Our natural world is in trouble
This is no secret. Wildlife is disappearing at an alarming rate - some are calling it the next mass extinction - and the threat of climate catastrophe is a constant worry. We live in a time of emergency.
There is still hope - we can tackle both of these critical issues - but we have to act now. Time is running out.
What needs to happen?
The Wildlife Trusts are calling for at least 30% of our land and sea to be connected and protected for nature’s recovery by 2030. Making more space for nature to become abundant once again will give our struggling wildlife the chance to recover and also restore beautiful wild places - places that store carbon and help to tackle the climate crisis.
30% is the bare minimum that nature needs to start recovering but we are far short of this and need your help to turn things around. Collectively, Wildlife Trusts across the UK have raised almost £8 million in the six month since the 30-30 launch. Read more here.
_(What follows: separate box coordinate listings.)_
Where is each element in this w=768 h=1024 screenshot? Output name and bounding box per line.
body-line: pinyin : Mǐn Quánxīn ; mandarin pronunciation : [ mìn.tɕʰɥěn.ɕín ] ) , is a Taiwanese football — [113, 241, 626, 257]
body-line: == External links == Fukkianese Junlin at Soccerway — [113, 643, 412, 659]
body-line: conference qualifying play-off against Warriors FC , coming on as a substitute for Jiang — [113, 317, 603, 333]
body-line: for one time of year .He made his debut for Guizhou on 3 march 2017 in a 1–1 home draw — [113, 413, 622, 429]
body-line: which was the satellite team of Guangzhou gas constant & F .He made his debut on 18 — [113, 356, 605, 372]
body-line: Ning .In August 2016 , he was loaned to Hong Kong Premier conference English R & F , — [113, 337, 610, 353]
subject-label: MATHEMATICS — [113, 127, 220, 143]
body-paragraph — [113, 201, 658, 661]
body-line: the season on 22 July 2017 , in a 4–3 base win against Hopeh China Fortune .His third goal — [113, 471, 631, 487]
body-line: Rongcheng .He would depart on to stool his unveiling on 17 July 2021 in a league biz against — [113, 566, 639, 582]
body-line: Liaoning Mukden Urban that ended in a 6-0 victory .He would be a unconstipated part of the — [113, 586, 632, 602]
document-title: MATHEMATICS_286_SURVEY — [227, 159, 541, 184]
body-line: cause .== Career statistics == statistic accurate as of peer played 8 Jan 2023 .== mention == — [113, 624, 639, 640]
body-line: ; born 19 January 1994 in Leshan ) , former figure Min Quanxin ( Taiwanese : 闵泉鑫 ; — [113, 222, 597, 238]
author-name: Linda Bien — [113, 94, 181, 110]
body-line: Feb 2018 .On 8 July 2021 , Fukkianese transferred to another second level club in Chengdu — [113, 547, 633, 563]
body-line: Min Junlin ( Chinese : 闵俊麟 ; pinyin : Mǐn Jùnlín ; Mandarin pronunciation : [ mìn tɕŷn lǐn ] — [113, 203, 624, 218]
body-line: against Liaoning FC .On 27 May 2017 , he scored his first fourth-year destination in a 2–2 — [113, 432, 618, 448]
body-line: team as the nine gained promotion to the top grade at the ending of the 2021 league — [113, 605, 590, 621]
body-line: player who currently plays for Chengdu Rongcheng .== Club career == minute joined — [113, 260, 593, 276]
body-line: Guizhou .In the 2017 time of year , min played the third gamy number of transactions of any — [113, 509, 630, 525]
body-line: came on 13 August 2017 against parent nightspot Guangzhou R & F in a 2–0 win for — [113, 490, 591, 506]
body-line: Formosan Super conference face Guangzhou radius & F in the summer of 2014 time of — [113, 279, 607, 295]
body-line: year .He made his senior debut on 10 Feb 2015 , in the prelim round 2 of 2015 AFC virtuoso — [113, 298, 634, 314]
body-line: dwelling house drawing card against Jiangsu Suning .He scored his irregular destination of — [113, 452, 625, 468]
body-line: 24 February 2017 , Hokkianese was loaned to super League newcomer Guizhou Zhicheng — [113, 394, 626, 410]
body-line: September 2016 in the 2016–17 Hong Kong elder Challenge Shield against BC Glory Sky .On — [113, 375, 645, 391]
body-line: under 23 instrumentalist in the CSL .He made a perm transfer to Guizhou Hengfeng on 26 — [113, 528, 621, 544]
Craig Bennett, CEO of The Wildlife Trusts is urging the Government to deliver real change in order to save and protect our wildlife: “We need to see a much greater level of action on the ground to deliver on the ambition set out by the Prime Minister, and to put nature into recovery. This means rescuing the wildlife sites currently in decline, while also making more space for nature through a new wildlife designation called Wild Belt, specifically aimed at putting nature in recovery – protecting and connecting nature right across the country.”
In Shropshire, we have successfully raised £50,000 to purchase meadows next to the The Stiperstones, which will be managed to encourage wildflowers to flourish. We are working in partnership with the Shropshire Hills AONB and the National Trust, along with Natural England to restore roadside verges and to create new wildlife corridors. It is possible to bring back nature from the brink, but we can't do it without the support of our partners and members.